Enclaves are small fragments of land owned by one country, inside the geographical boundaries of another country (van Schendel, 2002). India and Bangladesh share the largest group of enclaves in the world, a historical legacy that had retained its existence despite Partition during Independence in 1947 and the later fragmentation of Pakistan to form Bangladesh in 1971. There are about a hundred thousand people living inside these enclaves, with no access to either basic fundamental rights or any form of livelihood. This chapter looks at the experiences of the residents of Bangladeshi enclaves in India as liminal spaces – not only as borderlands in the sense of their proximity to the international Indo-Bangladesh border, but also as a lived experience.

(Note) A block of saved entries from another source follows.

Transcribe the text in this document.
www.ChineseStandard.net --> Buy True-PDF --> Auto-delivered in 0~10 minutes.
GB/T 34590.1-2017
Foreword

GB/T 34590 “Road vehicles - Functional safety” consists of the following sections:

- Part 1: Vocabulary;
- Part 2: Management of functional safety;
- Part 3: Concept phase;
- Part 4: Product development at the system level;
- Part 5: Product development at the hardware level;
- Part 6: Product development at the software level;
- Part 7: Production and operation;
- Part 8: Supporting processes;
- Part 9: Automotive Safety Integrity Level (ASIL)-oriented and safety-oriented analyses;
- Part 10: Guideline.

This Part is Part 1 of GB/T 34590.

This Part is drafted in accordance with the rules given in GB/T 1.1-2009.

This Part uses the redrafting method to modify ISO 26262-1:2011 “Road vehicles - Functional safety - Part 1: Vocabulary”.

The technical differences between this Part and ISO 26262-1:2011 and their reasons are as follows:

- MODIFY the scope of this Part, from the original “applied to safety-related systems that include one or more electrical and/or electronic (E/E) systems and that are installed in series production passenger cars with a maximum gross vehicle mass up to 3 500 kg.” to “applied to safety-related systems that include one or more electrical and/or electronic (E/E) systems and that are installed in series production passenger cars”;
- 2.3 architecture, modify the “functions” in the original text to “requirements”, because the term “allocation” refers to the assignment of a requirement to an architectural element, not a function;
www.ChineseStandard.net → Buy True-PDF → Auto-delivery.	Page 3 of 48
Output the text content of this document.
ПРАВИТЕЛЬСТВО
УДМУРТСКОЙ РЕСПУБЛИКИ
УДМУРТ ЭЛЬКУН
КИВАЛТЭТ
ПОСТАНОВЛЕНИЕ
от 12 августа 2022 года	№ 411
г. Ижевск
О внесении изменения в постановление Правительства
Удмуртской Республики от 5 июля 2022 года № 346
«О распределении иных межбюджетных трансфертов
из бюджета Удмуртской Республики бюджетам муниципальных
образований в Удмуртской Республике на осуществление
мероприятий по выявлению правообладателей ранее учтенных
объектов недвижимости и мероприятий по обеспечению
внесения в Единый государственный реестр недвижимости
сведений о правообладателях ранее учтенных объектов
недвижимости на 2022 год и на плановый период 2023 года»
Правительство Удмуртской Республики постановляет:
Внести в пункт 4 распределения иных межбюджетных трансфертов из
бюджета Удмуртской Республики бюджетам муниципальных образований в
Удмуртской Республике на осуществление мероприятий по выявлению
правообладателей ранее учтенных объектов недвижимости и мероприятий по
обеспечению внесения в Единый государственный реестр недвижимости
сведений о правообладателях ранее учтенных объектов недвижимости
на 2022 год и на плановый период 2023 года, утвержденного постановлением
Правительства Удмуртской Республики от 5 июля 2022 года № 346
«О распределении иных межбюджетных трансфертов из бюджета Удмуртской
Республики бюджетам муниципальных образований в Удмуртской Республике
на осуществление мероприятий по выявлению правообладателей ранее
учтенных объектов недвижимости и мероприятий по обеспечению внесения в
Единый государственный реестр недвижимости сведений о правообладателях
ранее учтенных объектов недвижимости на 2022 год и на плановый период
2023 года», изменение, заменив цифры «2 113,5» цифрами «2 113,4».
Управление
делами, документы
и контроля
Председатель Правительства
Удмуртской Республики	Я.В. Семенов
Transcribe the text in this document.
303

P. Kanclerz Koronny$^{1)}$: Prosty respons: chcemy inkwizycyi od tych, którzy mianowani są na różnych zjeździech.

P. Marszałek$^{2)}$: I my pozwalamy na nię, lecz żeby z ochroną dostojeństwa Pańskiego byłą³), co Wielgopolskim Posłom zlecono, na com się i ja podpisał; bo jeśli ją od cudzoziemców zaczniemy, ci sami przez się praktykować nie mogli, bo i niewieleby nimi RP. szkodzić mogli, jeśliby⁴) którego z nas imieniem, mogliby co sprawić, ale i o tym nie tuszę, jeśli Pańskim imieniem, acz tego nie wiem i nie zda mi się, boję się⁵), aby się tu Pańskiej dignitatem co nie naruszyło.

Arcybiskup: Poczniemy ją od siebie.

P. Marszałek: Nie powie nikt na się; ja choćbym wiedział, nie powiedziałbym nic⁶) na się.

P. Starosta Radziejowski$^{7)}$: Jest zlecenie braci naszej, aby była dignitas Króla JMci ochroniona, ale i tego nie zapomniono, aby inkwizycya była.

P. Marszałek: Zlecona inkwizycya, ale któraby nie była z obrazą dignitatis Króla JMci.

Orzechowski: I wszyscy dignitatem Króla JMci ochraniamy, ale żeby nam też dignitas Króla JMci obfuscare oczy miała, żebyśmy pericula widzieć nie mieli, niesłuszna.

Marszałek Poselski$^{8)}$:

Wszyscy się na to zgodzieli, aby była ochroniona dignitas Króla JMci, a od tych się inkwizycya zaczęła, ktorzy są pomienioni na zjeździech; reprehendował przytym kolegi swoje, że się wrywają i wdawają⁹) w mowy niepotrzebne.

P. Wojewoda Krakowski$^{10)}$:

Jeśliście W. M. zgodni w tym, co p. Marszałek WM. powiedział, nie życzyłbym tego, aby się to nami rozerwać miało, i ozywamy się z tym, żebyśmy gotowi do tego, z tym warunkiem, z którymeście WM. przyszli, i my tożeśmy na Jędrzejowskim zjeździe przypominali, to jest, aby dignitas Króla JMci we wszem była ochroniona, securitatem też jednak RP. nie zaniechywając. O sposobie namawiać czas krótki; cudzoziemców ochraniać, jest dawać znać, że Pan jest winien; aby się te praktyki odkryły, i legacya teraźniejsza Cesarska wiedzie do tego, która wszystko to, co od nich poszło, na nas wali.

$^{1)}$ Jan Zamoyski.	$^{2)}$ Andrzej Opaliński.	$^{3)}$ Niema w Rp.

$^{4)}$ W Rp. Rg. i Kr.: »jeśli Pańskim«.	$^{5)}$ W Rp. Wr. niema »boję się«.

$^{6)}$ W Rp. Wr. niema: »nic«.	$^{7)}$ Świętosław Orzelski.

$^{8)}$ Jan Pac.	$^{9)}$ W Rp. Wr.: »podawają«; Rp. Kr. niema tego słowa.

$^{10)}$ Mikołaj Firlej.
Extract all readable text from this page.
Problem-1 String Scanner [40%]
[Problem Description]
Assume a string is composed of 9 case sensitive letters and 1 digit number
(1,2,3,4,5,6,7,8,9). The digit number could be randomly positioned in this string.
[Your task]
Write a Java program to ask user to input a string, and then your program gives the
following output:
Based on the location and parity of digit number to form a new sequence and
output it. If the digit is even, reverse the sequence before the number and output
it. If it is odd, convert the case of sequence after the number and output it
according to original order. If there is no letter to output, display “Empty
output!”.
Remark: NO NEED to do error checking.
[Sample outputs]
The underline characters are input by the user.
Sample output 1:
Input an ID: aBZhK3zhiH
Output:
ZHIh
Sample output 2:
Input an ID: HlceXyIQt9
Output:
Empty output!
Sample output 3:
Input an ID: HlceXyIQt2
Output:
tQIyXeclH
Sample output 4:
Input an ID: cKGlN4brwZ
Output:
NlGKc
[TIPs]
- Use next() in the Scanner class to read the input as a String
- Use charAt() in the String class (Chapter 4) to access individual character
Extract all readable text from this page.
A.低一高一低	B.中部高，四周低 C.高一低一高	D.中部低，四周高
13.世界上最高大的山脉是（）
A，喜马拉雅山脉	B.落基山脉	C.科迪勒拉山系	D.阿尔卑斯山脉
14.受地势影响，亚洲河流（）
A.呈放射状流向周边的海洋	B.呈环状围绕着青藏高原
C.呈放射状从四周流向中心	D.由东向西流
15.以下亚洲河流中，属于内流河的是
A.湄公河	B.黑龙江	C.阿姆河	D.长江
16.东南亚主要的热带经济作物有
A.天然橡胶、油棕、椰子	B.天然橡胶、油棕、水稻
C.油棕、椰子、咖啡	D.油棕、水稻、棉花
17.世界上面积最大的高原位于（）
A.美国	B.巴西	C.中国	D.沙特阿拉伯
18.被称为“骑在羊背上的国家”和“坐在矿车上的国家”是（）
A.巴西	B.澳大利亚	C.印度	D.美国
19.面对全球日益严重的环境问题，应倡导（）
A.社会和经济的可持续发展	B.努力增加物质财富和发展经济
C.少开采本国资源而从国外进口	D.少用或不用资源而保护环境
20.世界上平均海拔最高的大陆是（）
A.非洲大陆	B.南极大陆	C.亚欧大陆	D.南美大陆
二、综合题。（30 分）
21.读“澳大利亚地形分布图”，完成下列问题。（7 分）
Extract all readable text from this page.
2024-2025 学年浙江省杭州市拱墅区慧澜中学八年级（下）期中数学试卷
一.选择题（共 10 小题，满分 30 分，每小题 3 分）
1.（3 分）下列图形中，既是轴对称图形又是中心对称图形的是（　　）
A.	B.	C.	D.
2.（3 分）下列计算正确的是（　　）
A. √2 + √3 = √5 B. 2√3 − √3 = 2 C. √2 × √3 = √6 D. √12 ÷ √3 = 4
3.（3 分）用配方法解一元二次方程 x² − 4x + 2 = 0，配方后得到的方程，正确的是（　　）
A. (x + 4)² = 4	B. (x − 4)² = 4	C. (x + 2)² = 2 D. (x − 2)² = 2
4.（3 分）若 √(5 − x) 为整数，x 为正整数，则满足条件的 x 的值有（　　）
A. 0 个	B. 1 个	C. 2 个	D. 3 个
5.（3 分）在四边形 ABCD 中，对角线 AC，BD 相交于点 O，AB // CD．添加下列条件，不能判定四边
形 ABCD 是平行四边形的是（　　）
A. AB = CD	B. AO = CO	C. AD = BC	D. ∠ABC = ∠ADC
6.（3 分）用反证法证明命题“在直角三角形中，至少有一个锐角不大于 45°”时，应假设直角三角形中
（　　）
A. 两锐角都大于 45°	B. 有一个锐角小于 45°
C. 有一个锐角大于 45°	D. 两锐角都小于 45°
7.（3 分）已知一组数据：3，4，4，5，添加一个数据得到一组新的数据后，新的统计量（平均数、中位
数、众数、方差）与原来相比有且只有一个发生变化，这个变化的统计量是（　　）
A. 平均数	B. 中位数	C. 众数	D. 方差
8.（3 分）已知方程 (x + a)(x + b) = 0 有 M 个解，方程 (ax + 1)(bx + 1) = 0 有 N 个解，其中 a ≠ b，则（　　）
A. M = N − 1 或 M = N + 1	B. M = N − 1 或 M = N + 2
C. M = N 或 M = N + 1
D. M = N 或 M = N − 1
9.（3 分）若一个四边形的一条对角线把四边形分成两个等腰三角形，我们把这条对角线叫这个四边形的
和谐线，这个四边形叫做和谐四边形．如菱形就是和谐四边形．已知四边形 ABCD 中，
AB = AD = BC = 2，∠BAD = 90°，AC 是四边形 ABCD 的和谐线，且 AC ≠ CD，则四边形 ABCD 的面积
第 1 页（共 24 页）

They are the living embodiment of the borderlands – living near the borders as well as the unique challenges of borderlands that enclaves put up. The idea of their being Bangladeshi citizens erects a social, economic, and cultural border at every moment between them and the people in the surrounding areas. The border is not a fence that is a few kilometres away, separating their mother country from them. The border is the very symbolic idea that has kept them segregated socially and economically from their neighbours. The cartographic idea of a border then has become the real divider of the ‘imagined community’ that they experience. And this segregation is further strengthened through the state’s citizenship rights that are unavailable to them. Based on 50 interviews with the residents of six enclaves in the Cooch Behar district of West Bengal in India, this chapter draws a picture of their lack of citizenship in an era when the nation-state is playing an ever-increasing role in shaping the lives of its people. Here I specifically look at the gendered role of the women living in and around the enclaves as they circumnavigate the borderland experience. This takes place by using the patriarchal norms of marriage to access citizenship. In other words, it is the women who became the mediators between the home and the world. These women thus become the embodiment of this borderland in their lived experiences.